The use of FOL and Graph theory is also analogous to a relational database representation where knowledge corresponds to a set of defining entities and the relationships between these entities. In the case of the metabolic networks described here, the entities include the various open reading frames (ORFs), enzymes and chemical compounds found in the network: and the relationships include the catalysation of reactions by the appropriate enzyme; coding of the relevant enzymatic protein(s) by the corresponding ORF(s); and the reactions themselves which describe the chemical transformations found in the metabolic pathway(s) comprising the model. Indeed, the LG models desribed in these pages take the form of a single (large) graph or hypergraph of interconnected reactions corresponding to the metabolic behaviour of each species or pathway (the reaction network), with each individual reaction "annotated" by its catalysing enzyme(s) and coding ORF(s). The relationship between ORF, Enzyme and Reaction knowledge is complex ("many to many"), i.e. 1 ORF codes for 1 or more Enzymes, each one of which may be coded for any many other ORFs; and 1 reaction is catalysed by 1 or more Enzymes, each one of which may be catalysed by many other Enzymes.

This relational knowledge representation allows the simulation of possible metabolic behaviours to be performed by deductive inference, e.g. The altered reaction network produced by changes to the genetic make up of strain can be derived from the resultant changes to the ORF/enzyme/reaction relationships of the model. A "model engine" built using the PROLOG inference engine is used to simulate metabolic behaviour, where each simulation is also a prediction of a growth phenotype given the genetic make up of a strain and the environmental conditions, i.e. the growth medium and any additional nutrients added as experimental variables. The growth phenotype is determined by reference to a set of chemical compounds, deemed to be essential for for healthy continued growth of the strain. The model engine determines whether there is still sufficient connectivity in the altered reaction network to allow traversal from the growth medium compounds to each essential compound. Initial model creation for sce:aber concentrated on correctly defining the wild type, and to ensure the necessary connectivity, a set of "ubiquitous" compounds was compiled: these compounds are assumed to always be present in the cell, from initial budding onwards.

Logical Models Created and used by Computational Biology Group

The following models have been created by the Computational Biology Group and have been used as background knowledge for scientific discovery by the Robot Scientists developed by the group. Each page describes the components of a model, version history and how the model has been used; however the sce:AAA model has little development history because it was a prototype model used to initiate the logical modelling concept, as well as a test theory for the proof-of-concept Robot Scientist work. The knowledge contained within this model as been largely superseded by the sce:aber model which expands the concept to include most of the current kowledge of yeast metabolism.
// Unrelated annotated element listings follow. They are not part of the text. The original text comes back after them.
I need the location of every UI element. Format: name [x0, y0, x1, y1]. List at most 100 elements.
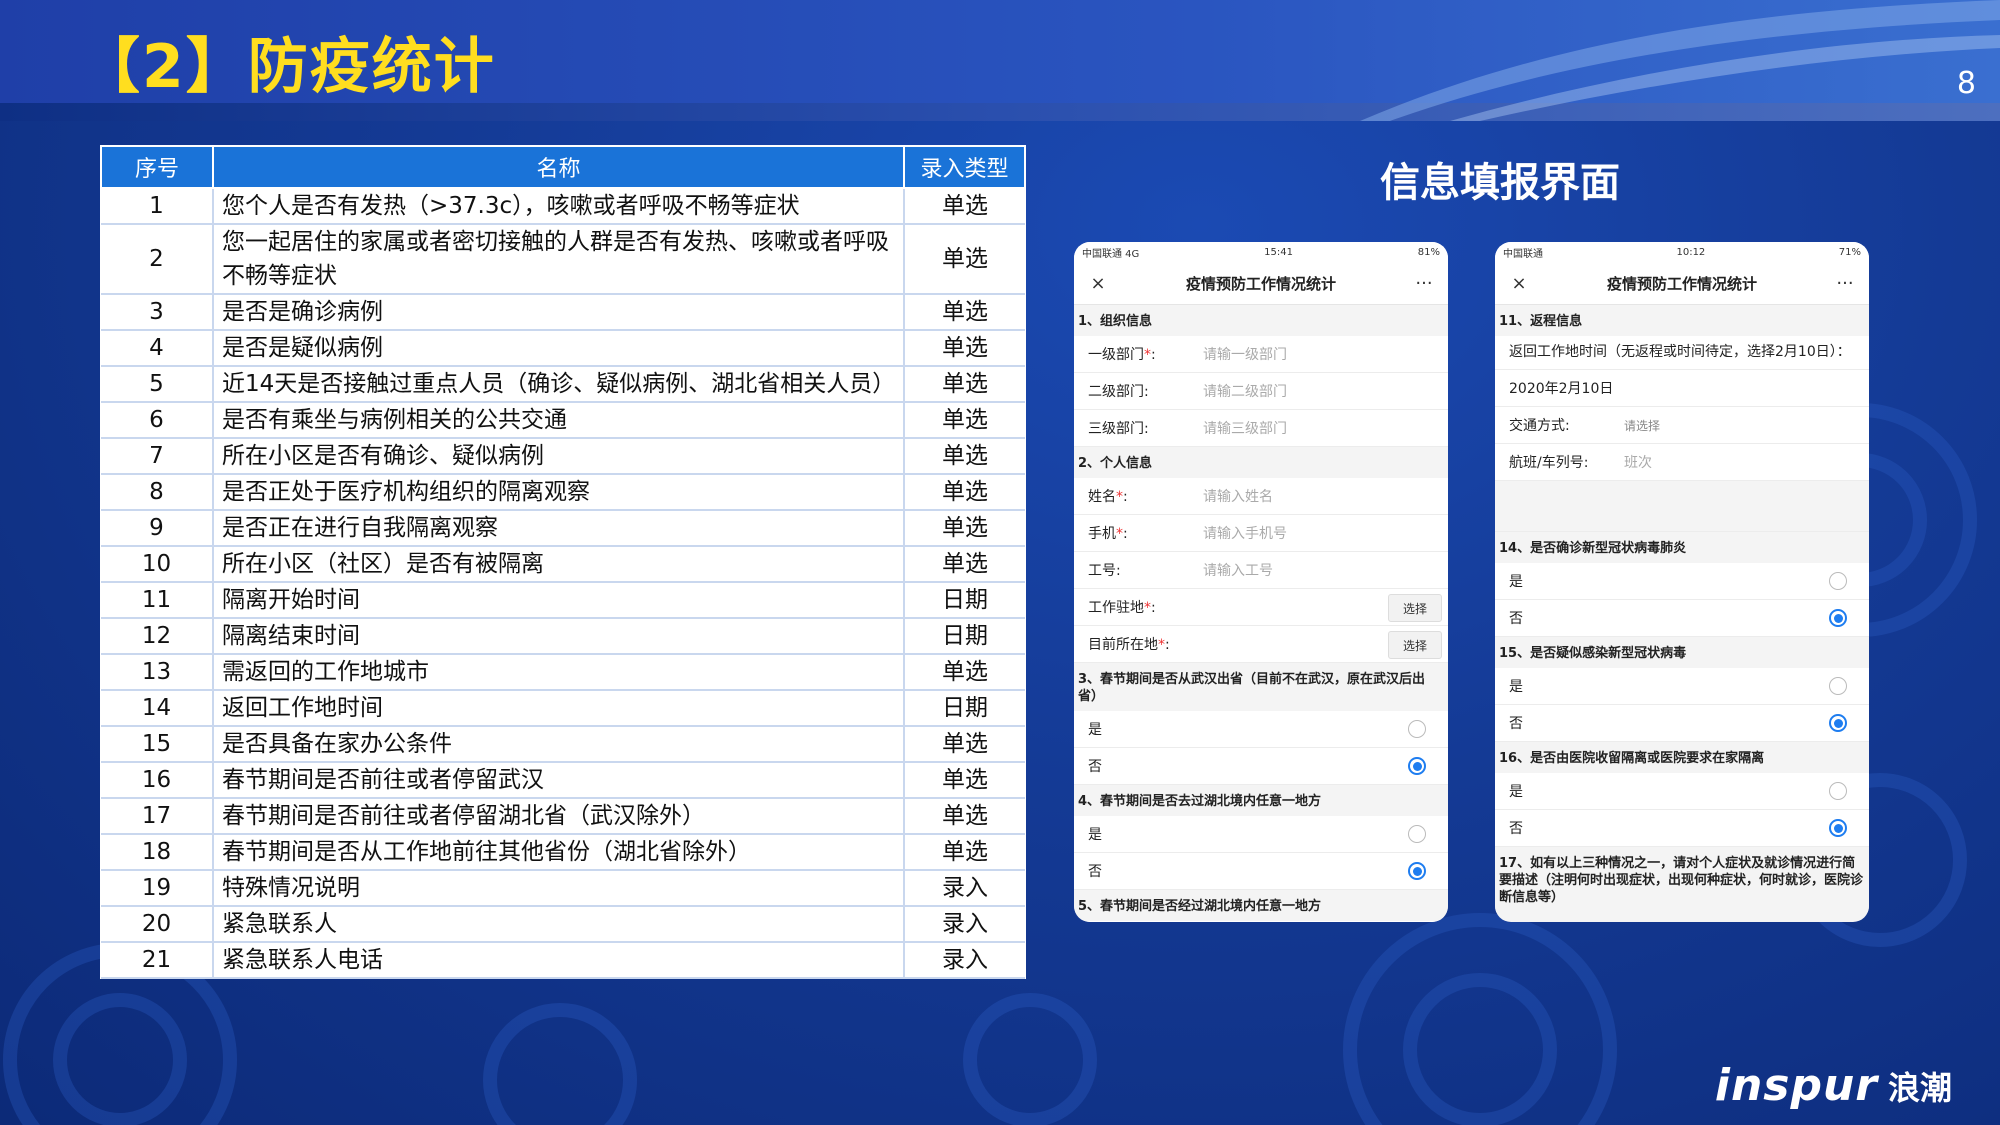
table-row: 13 需返回的工作地城市 单选: [101, 654, 1025, 691]
radio-button-selected[interactable]: [1829, 819, 1847, 837]
q16-option-yes[interactable]: 是: [1495, 773, 1869, 810]
table-row: 16 春节期间是否前往或者停留武汉 单选: [101, 762, 1025, 799]
table-row: 9 是否正在进行自我隔离观察 单选: [101, 510, 1025, 547]
section-q14: 14、是否确诊新型冠状病毒肺炎: [1495, 532, 1869, 563]
section-q16: 16、是否由医院收留隔离或医院要求在家隔离: [1495, 742, 1869, 773]
slide-title: 【2】防疫统计: [80, 32, 496, 102]
nav-bar: × 疫情预防工作情况统计 ···: [1074, 262, 1448, 305]
table-row: 20 紧急联系人 录入: [101, 906, 1025, 943]
radio-button[interactable]: [1829, 782, 1847, 800]
transport-select[interactable]: 请选择: [1624, 417, 1660, 434]
row-type: 录入: [904, 942, 1025, 979]
q4-option-yes[interactable]: 是: [1074, 816, 1448, 853]
dept1-field[interactable]: 一级部门*: 请输一级部门: [1074, 336, 1448, 373]
more-icon[interactable]: ···: [1414, 273, 1434, 294]
q4-option-no[interactable]: 否: [1074, 853, 1448, 890]
employee-id-field[interactable]: 工号: 请输入工号: [1074, 552, 1448, 589]
radio-button-selected[interactable]: [1829, 714, 1847, 732]
row-type: 单选: [904, 798, 1025, 835]
section-return-info: 11、返程信息: [1495, 305, 1869, 336]
radio-button[interactable]: [1829, 572, 1847, 590]
current-location-select-button[interactable]: 选择: [1388, 631, 1442, 659]
table-row: 5 近14天是否接触过重点人员（确诊、疑似病例、湖北省相关人员） 单选: [101, 366, 1025, 403]
row-type: 日期: [904, 690, 1025, 727]
row-name: 所在小区是否有确诊、疑似病例: [213, 438, 905, 475]
radio-button[interactable]: [1408, 825, 1426, 843]
option-label: 否: [1509, 611, 1523, 627]
row-type: 单选: [904, 654, 1025, 691]
section-q4: 4、春节期间是否去过湖北境内任意一地方: [1074, 785, 1448, 816]
radio-button-selected[interactable]: [1408, 862, 1426, 880]
battery-label: 71%: [1838, 246, 1861, 258]
column-header-name: 名称: [212, 145, 905, 189]
row-name: 是否有乘坐与病例相关的公共交通: [213, 402, 905, 439]
mobile-field[interactable]: 手机*: 请输入手机号: [1074, 515, 1448, 552]
blank-row: [1495, 481, 1869, 532]
return-time-field[interactable]: 2020年2月10日: [1495, 370, 1869, 407]
table-row: 18 春节期间是否从工作地前往其他省份（湖北省除外） 单选: [101, 834, 1025, 871]
table-row: 2 您一起居住的家属或者密切接触的人群是否有发热、咳嗽或者呼吸不畅等症状 单选: [101, 224, 1025, 295]
battery-label: 81%: [1417, 246, 1440, 258]
transport-field[interactable]: 交通方式: 请选择: [1495, 407, 1869, 444]
option-label: 是: [1509, 784, 1523, 800]
name-field[interactable]: 姓名*: 请输入姓名: [1074, 478, 1448, 515]
clock-label: 15:41: [1264, 246, 1293, 258]
work-location-select-button[interactable]: 选择: [1388, 594, 1442, 622]
mobile-label: 手机: [1088, 526, 1116, 542]
flight-label: 航班/车列号:: [1509, 455, 1589, 471]
form-section-title: 信息填报界面: [1380, 160, 1620, 206]
radio-button-selected[interactable]: [1829, 609, 1847, 627]
employee-id-input[interactable]: 请输入工号: [1203, 560, 1273, 580]
row-name: 是否正处于医疗机构组织的隔离观察: [213, 474, 905, 511]
q15-option-yes[interactable]: 是: [1495, 668, 1869, 705]
q3-option-yes[interactable]: 是: [1074, 711, 1448, 748]
page-number: 8: [1956, 66, 1976, 101]
row-index: 5: [101, 366, 214, 403]
row-type: 单选: [904, 438, 1025, 475]
radio-button-selected[interactable]: [1408, 757, 1426, 775]
option-label: 是: [1509, 574, 1523, 590]
close-icon[interactable]: ×: [1509, 273, 1529, 294]
close-icon[interactable]: ×: [1088, 273, 1108, 294]
row-index: 1: [101, 188, 214, 225]
transport-label: 交通方式:: [1509, 418, 1570, 434]
q14-option-yes[interactable]: 是: [1495, 563, 1869, 600]
mobile-input[interactable]: 请输入手机号: [1203, 523, 1287, 543]
q3-option-no[interactable]: 否: [1074, 748, 1448, 785]
option-label: 是: [1088, 827, 1102, 843]
dept2-input[interactable]: 请输二级部门: [1203, 381, 1287, 401]
epidemic-statistics-table: 序号 名称 录入类型 1 您个人是否有发热（>37.3c），咳嗽或者呼吸不畅等症状…: [100, 145, 1026, 979]
flight-input[interactable]: 班次: [1624, 452, 1652, 472]
nav-title: 疫情预防工作情况统计: [1606, 274, 1757, 293]
q5-option-yes[interactable]: 是: [1074, 921, 1448, 922]
clock-label: 10:12: [1676, 246, 1706, 258]
row-type: 单选: [904, 224, 1025, 295]
row-index: 20: [101, 906, 214, 943]
more-icon[interactable]: ···: [1835, 273, 1855, 294]
flight-field[interactable]: 航班/车列号: 班次: [1495, 444, 1869, 481]
row-type: 单选: [904, 834, 1025, 871]
dept3-field[interactable]: 三级部门: 请输三级部门: [1074, 410, 1448, 447]
row-name: 春节期间是否前往或者停留湖北省（武汉除外）: [213, 798, 905, 835]
row-type: 日期: [904, 618, 1025, 655]
row-index: 7: [101, 438, 214, 475]
q15-option-no[interactable]: 否: [1495, 705, 1869, 742]
row-name: 所在小区（社区）是否有被隔离: [213, 546, 905, 583]
q14-option-no[interactable]: 否: [1495, 600, 1869, 637]
q16-option-no[interactable]: 否: [1495, 810, 1869, 847]
dept3-input[interactable]: 请输三级部门: [1203, 418, 1287, 438]
dept2-field[interactable]: 二级部门: 请输二级部门: [1074, 373, 1448, 410]
radio-button[interactable]: [1408, 720, 1426, 738]
row-index: 4: [101, 330, 214, 367]
table-row: 14 返回工作地时间 日期: [101, 690, 1025, 727]
logo-chinese: 浪潮: [1887, 1068, 1952, 1107]
row-index: 15: [101, 726, 214, 763]
dept1-input[interactable]: 请输一级部门: [1203, 344, 1287, 364]
table-row: 4 是否是疑似病例 单选: [101, 330, 1025, 367]
table-row: 10 所在小区（社区）是否有被隔离 单选: [101, 546, 1025, 583]
return-time-value[interactable]: 2020年2月10日: [1509, 378, 1613, 398]
table-row: 19 特殊情况说明 录入: [101, 870, 1025, 907]
radio-button[interactable]: [1829, 677, 1847, 695]
row-index: 17: [101, 798, 214, 835]
name-input[interactable]: 请输入姓名: [1203, 486, 1273, 506]
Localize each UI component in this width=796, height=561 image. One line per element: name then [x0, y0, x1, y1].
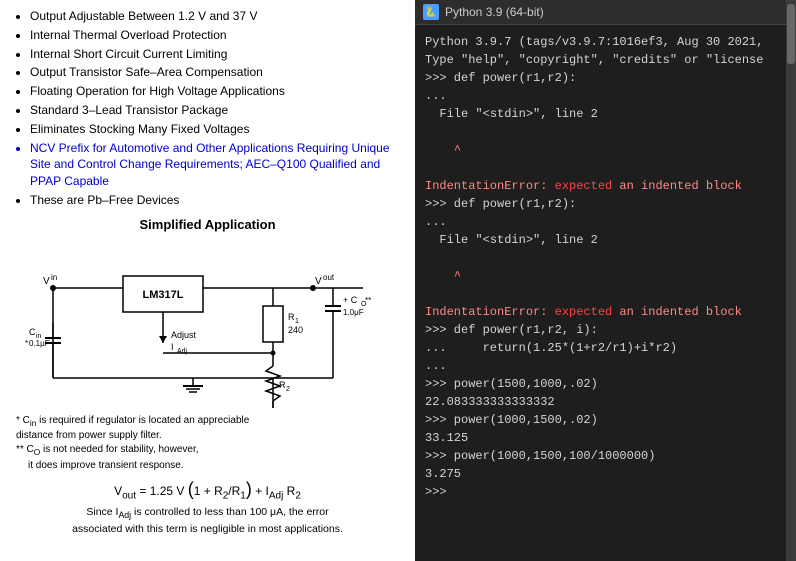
svg-text:R: R [279, 380, 286, 390]
terminal-line [425, 123, 776, 141]
features-list: Output Adjustable Between 1.2 V and 37 V… [12, 8, 403, 209]
terminal-line: ... [425, 213, 776, 231]
terminal-line: ^ [425, 141, 776, 159]
scrollbar[interactable] [786, 0, 796, 561]
svg-text:in: in [51, 273, 57, 282]
svg-text:R: R [288, 312, 295, 322]
svg-text:LM317L: LM317L [142, 289, 183, 301]
python-icon: 🐍 [423, 4, 439, 20]
simplified-application-title: Simplified Application [12, 217, 403, 232]
svg-text:240: 240 [288, 325, 303, 335]
footnote1-asterisk: * C [16, 415, 30, 426]
circuit-diagram: LM317L V out V in C in * 0.1μF [12, 238, 403, 408]
terminal-line: >>> power(1000,1500,100/1000000) [425, 447, 776, 465]
feature-item: Output Adjustable Between 1.2 V and 37 V [30, 8, 403, 25]
terminal-line [425, 285, 776, 303]
terminal-line: File "<stdin>", line 2 [425, 105, 776, 123]
terminal-line: ... [425, 357, 776, 375]
terminal-line: >>> def power(r1,r2, i): [425, 321, 776, 339]
svg-text:I: I [171, 342, 174, 352]
svg-text:C: C [29, 327, 36, 337]
terminal-line: >>> def power(r1,r2): [425, 195, 776, 213]
scrollbar-thumb[interactable] [787, 4, 795, 64]
terminal-panel: 🐍 Python 3.9 (64-bit) Python 3.9.7 (tags… [415, 0, 786, 561]
terminal-line: >>> def power(r1,r2): [425, 69, 776, 87]
terminal-body[interactable]: Python 3.9.7 (tags/v3.9.7:1016ef3, Aug 3… [415, 25, 786, 561]
terminal-line: IndentationError: expected an indented b… [425, 303, 776, 321]
terminal-line: IndentationError: expected an indented b… [425, 177, 776, 195]
terminal-line [425, 159, 776, 177]
terminal-line: >>> power(1500,1000,.02) [425, 375, 776, 393]
feature-item: Eliminates Stocking Many Fixed Voltages [30, 121, 403, 138]
since-line: Since IAdj is controlled to less than 10… [12, 505, 403, 536]
svg-text:**: ** [365, 296, 371, 305]
footnotes: * Cin is required if regulator is locate… [12, 414, 403, 473]
svg-text:Adj: Adj [177, 348, 188, 355]
terminal-title: Python 3.9 (64-bit) [445, 5, 544, 19]
svg-text:2: 2 [286, 386, 290, 393]
terminal-line: 3.275 [425, 465, 776, 483]
terminal-line: ... return(1.25*(1+r2/r1)+i*r2) [425, 339, 776, 357]
svg-text:1.0μF: 1.0μF [343, 308, 364, 317]
terminal-line: 33.125 [425, 429, 776, 447]
terminal-line: Type "help", "copyright", "credits" or "… [425, 51, 776, 69]
footnote-co: ** CO is not needed for stability, howev… [16, 443, 403, 473]
svg-text:Adjust: Adjust [171, 330, 197, 340]
feature-item-blue: NCV Prefix for Automotive and Other Appl… [30, 140, 403, 190]
terminal-line: >>> [425, 483, 776, 501]
terminal-line: Python 3.9.7 (tags/v3.9.7:1016ef3, Aug 3… [425, 33, 776, 51]
terminal-line: ^ [425, 267, 776, 285]
feature-item: Floating Operation for High Voltage Appl… [30, 83, 403, 100]
formula-line: Vout = 1.25 V (1 + R2/R1) + IAdj R2 [12, 479, 403, 501]
feature-item: Internal Thermal Overload Protection [30, 27, 403, 44]
svg-text:0.1μF: 0.1μF [29, 339, 50, 348]
svg-text:V: V [315, 276, 322, 287]
terminal-line: 22.083333333333332 [425, 393, 776, 411]
left-panel: Output Adjustable Between 1.2 V and 37 V… [0, 0, 415, 561]
terminal-line: File "<stdin>", line 2 [425, 231, 776, 249]
footnote2-asterisk: ** C [16, 444, 34, 455]
feature-item: Standard 3–Lead Transistor Package [30, 102, 403, 119]
feature-item: Output Transistor Safe–Area Compensation [30, 64, 403, 81]
terminal-titlebar: 🐍 Python 3.9 (64-bit) [415, 0, 786, 25]
right-wrapper: 🐍 Python 3.9 (64-bit) Python 3.9.7 (tags… [415, 0, 796, 561]
svg-text:1: 1 [295, 318, 299, 325]
feature-item: Internal Short Circuit Current Limiting [30, 46, 403, 63]
terminal-line: >>> power(1000,1500,.02) [425, 411, 776, 429]
svg-text:out: out [323, 273, 335, 282]
feature-item: These are Pb–Free Devices [30, 192, 403, 209]
svg-text:+ C: + C [343, 295, 358, 305]
svg-text:V: V [43, 276, 50, 287]
svg-text:*: * [25, 339, 28, 348]
terminal-line [425, 249, 776, 267]
terminal-line: ... [425, 87, 776, 105]
footnote-cin: * Cin is required if regulator is locate… [16, 414, 403, 444]
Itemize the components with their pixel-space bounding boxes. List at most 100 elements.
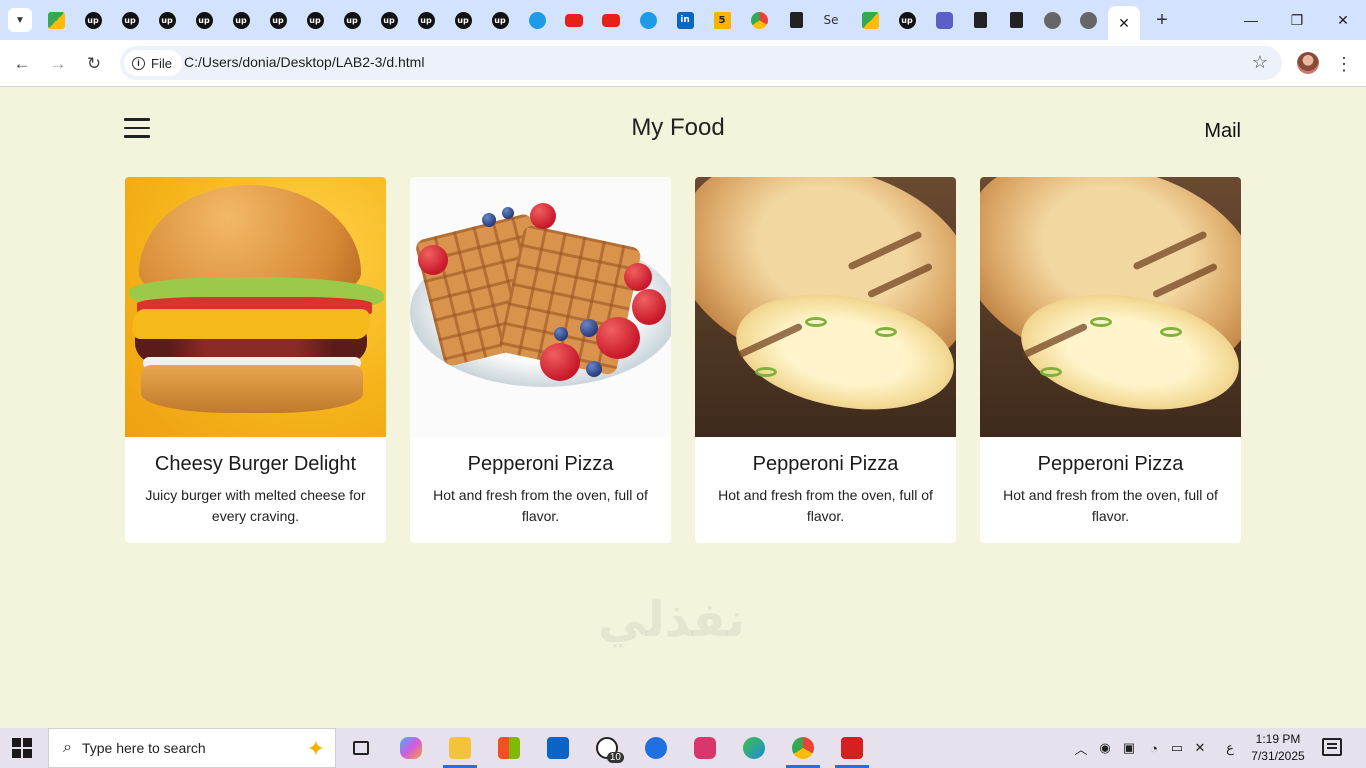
- taskbar-whatsapp[interactable]: 10: [584, 728, 630, 768]
- upwork-icon: up: [417, 11, 435, 29]
- input-language[interactable]: ع: [1222, 728, 1238, 768]
- notification-center-icon[interactable]: [1322, 738, 1342, 756]
- food-card[interactable]: Pepperoni Pizza Hot and fresh from the o…: [980, 177, 1241, 543]
- globe-icon: [1079, 11, 1097, 29]
- upwork-icon: up: [454, 11, 472, 29]
- search-icon: ⌕: [63, 739, 72, 756]
- task-view-icon: [353, 741, 369, 755]
- tab-youtube[interactable]: [593, 0, 629, 40]
- app-icon: [694, 737, 716, 759]
- taskbar-vc-app[interactable]: [829, 728, 875, 768]
- bookmark-star-icon[interactable]: ☆: [1252, 52, 1268, 73]
- taskbar-outlook[interactable]: [535, 728, 581, 768]
- taskbar-edge[interactable]: [731, 728, 777, 768]
- copilot-sparkle-icon: ✦: [306, 736, 325, 761]
- tab-blue-swirl[interactable]: [630, 0, 666, 40]
- restore-button[interactable]: ❐: [1274, 0, 1320, 40]
- volume-muted-icon[interactable]: ✕: [1191, 728, 1209, 768]
- google-meet-icon: [861, 11, 879, 29]
- browser-menu-button[interactable]: ⋮: [1334, 50, 1354, 78]
- back-button[interactable]: ←: [8, 50, 36, 78]
- waffle-image: [410, 177, 671, 437]
- upwork-icon: up: [380, 11, 398, 29]
- tab-upwork[interactable]: up: [186, 0, 222, 40]
- site-info-label: File: [151, 55, 172, 71]
- tab-upwork[interactable]: up: [297, 0, 333, 40]
- tab-globe[interactable]: [1070, 0, 1106, 40]
- tab-upwork[interactable]: up: [889, 0, 925, 40]
- taskbar-clock[interactable]: 1:19 PM 7/31/2025: [1244, 731, 1312, 765]
- url-text[interactable]: C:/Users/donia/Desktop/LAB2-3/d.html: [184, 54, 424, 70]
- battery-icon[interactable]: ▭: [1168, 728, 1186, 768]
- upwork-icon: up: [491, 11, 509, 29]
- tab-upwork[interactable]: up: [75, 0, 111, 40]
- clock-date: 7/31/2025: [1251, 749, 1305, 763]
- tab-search-button[interactable]: ▼: [8, 8, 32, 32]
- minimize-button[interactable]: —: [1228, 0, 1274, 40]
- taskbar-chrome[interactable]: [780, 728, 826, 768]
- upwork-icon: up: [269, 11, 287, 29]
- mail-link[interactable]: Mail: [1204, 120, 1241, 143]
- tab-upwork[interactable]: up: [482, 0, 518, 40]
- food-card[interactable]: Cheesy Burger Delight Juicy burger with …: [125, 177, 386, 543]
- tab-upwork[interactable]: up: [149, 0, 185, 40]
- tab-upwork[interactable]: up: [260, 0, 296, 40]
- show-hidden-icons[interactable]: ︿: [1072, 728, 1090, 768]
- taskbar-search-box[interactable]: ⌕ Type here to search ✦: [48, 728, 336, 768]
- burger-image: [125, 177, 386, 437]
- tab-se[interactable]: Se: [813, 0, 849, 40]
- close-tab-icon[interactable]: ✕: [1118, 15, 1130, 32]
- food-card[interactable]: Pepperoni Pizza Hot and fresh from the o…: [410, 177, 671, 543]
- tab-linkedin[interactable]: in: [667, 0, 703, 40]
- address-bar[interactable]: i File C:/Users/donia/Desktop/LAB2-3/d.h…: [120, 46, 1282, 80]
- taskbar-messenger[interactable]: [633, 728, 679, 768]
- reload-button[interactable]: ↻: [80, 50, 108, 78]
- tab-blue-app[interactable]: [519, 0, 555, 40]
- tab-doc[interactable]: [998, 0, 1034, 40]
- tab-doc[interactable]: [962, 0, 998, 40]
- tab-doc[interactable]: [778, 0, 814, 40]
- start-windows-icon[interactable]: [12, 738, 32, 758]
- food-card-grid: Cheesy Burger Delight Juicy burger with …: [125, 177, 1241, 543]
- tab-google-meet[interactable]: [38, 0, 74, 40]
- tab-youtube[interactable]: [556, 0, 592, 40]
- upwork-icon: up: [195, 11, 213, 29]
- active-tab[interactable]: ✕: [1108, 6, 1140, 40]
- tab-upwork[interactable]: up: [334, 0, 370, 40]
- taskbar-copilot[interactable]: [388, 728, 434, 768]
- tab-upwork[interactable]: up: [112, 0, 148, 40]
- meet-now-icon[interactable]: ▣: [1120, 728, 1138, 768]
- edge-icon: [743, 737, 765, 759]
- chrome-icon: [792, 737, 814, 759]
- tab-chrome[interactable]: [741, 0, 777, 40]
- record-icon[interactable]: ◉: [1096, 728, 1114, 768]
- page-title: My Food: [631, 114, 725, 141]
- profile-avatar[interactable]: [1297, 52, 1319, 74]
- five-icon: 5: [713, 11, 731, 29]
- tab-five[interactable]: 5: [704, 0, 740, 40]
- tab-upwork[interactable]: up: [445, 0, 481, 40]
- tab-globe[interactable]: [1034, 0, 1070, 40]
- forward-button[interactable]: →: [44, 50, 72, 78]
- tab-upwork[interactable]: up: [223, 0, 259, 40]
- wifi-icon[interactable]: ◔: [1145, 728, 1163, 768]
- taskbar-store[interactable]: [486, 728, 532, 768]
- site-info-chip[interactable]: i File: [124, 50, 182, 76]
- wrap-image: [695, 177, 956, 437]
- tab-google-meet[interactable]: [852, 0, 888, 40]
- new-tab-button[interactable]: +: [1150, 8, 1174, 32]
- taskbar-app-pink[interactable]: [682, 728, 728, 768]
- browser-toolbar: ← → ↻ i File C:/Users/donia/Desktop/LAB2…: [0, 40, 1366, 87]
- upwork-icon: up: [84, 11, 102, 29]
- taskbar-file-explorer[interactable]: [437, 728, 483, 768]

The nomenclature for naming the models uses the KEGG 3-letter abbreviation for the species name (sce = Saccharomyces cerevisiae), followed by the "informal" name of the model - AAA = Aromatic Amino Acid biosynthesis, aber = Aberystwyth, representing the academic institution where the model was created.

Logical Models created by the Computational Biology Group
Species	Model Description
Saccharomyces cerevisiae	sce:AAA: Model of the Aromatic Amino Acid Biosynthesis Pathway of Saccharomyces cerevisiae (bakers' yeast)
Saccharomyces cerevisiae	sce:aber: Whole Genome Logical Model of Saccharomyces cerevisiae Metabolic Network

Versioning of the Logical Models

The above pages include the version history and evolution of each model, as well as a description of the components and usage of the model.

The versions all have the A.B.C format ...

A will be incremented if a new version involves changes to the orf annotation and reaction components - i.e. this is a major change to the biological knowledge.

B will be incremented if there is a change to either the hypothesis generation method or to the supporting information used by the hypothesis generation components (e.g. the genomes listing in KEGG or the enzyme listing of KEGG.

C will be incremented if there are any other changes e.g. use of a different growth medium or a change to the simulation engine.